His commitment to the crofters’ cause was not universally shared within the Scottish Land Court at that time, and the internal battles he had to fight took their toll because he cared so much about the principles at stake. As the years went by, he saw the Land Court’s historic reputation as the best friend of crofters coming under threat from unsympathetic appointments to its membership.

It became his mission to defend the Court’s historic role and took on the challenge of the layman becoming more expert in the law than the lawyers who surrounded him. His last big fight was to ensure the commitment to having a Gaelic speaker on the Court was maintained when it came to appointing his successor.

Ironically, in the same week that Archie died, the incoming chairman of the Crofters Commission, Hugh MacLean, recognised that the Commission’s support for owner-occupation which was the driving force behind the 1976 Crofting Reform Act had been a mistake and that “we are not in favour of that now”. By then, however, the genie was out of the bottle and has continued to play havoc, for exactly the reasons Archie Gillespie warned against.

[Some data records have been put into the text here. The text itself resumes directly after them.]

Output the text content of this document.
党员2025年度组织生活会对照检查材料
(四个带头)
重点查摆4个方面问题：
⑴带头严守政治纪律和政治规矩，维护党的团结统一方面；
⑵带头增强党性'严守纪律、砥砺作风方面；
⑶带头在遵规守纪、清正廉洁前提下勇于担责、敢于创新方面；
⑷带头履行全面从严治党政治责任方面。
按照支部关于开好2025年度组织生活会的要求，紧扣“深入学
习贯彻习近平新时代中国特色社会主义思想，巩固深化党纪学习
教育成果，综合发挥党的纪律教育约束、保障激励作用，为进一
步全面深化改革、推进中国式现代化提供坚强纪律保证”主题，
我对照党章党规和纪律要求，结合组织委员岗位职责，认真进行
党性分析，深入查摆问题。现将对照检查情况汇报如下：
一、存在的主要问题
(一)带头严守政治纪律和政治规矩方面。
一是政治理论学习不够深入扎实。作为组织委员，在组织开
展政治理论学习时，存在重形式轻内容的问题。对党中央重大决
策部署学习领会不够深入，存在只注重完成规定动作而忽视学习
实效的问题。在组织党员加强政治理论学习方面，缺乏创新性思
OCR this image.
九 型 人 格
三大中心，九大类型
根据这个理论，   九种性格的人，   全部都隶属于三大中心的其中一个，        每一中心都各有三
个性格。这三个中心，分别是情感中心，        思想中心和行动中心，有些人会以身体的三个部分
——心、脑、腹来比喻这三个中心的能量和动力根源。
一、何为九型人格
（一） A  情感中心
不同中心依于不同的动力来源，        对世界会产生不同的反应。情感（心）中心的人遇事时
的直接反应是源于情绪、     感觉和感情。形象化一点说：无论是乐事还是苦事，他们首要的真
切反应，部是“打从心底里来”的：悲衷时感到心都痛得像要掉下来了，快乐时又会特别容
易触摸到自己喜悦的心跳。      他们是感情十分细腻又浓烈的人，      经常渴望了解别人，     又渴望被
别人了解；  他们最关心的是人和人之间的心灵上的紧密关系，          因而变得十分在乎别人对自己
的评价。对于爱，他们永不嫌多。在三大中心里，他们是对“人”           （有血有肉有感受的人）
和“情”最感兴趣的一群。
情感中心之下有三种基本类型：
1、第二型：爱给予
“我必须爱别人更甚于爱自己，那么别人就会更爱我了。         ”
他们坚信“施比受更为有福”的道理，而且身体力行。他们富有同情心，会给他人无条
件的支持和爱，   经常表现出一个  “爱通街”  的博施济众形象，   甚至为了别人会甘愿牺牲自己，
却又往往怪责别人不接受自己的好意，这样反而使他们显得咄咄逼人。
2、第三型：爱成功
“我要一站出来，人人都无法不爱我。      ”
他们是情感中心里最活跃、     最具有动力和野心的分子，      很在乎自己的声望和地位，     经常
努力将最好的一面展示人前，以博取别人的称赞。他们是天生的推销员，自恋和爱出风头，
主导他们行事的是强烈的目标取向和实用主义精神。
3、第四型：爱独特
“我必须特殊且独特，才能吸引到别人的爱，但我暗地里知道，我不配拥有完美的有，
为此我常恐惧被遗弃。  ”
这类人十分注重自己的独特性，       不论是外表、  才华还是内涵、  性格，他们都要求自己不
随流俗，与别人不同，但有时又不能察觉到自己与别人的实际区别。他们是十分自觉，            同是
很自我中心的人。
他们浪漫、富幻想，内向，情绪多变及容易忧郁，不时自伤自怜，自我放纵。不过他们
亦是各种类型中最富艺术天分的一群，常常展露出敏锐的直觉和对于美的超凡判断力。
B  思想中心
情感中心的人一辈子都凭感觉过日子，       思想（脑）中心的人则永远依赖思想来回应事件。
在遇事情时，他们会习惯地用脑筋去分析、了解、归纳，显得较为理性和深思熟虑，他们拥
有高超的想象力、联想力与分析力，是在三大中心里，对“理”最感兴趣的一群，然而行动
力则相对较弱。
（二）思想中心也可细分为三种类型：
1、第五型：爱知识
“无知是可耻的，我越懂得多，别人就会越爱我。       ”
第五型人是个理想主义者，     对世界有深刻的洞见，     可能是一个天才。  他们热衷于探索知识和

In his short retirement years, he became a mentor to the fledgling Scottish Crofters Union and a much sought-after adviser on all matters relating to crofting. He underwent heart by-pass surgery but was not good at taking it easy and the intense level of commitment which characterised his life was sustained until the end.

While committed to crofting as the glue that held communities together, Archie was no romantic and argued with equal passion for industry to provide the livelihoods which crofting could supplement but never replace. On the centenary of a man who did so much good, the best memorial might be a serious, informed debate about whether and how the crofting system he loved can be salvaged from the forces he warned against.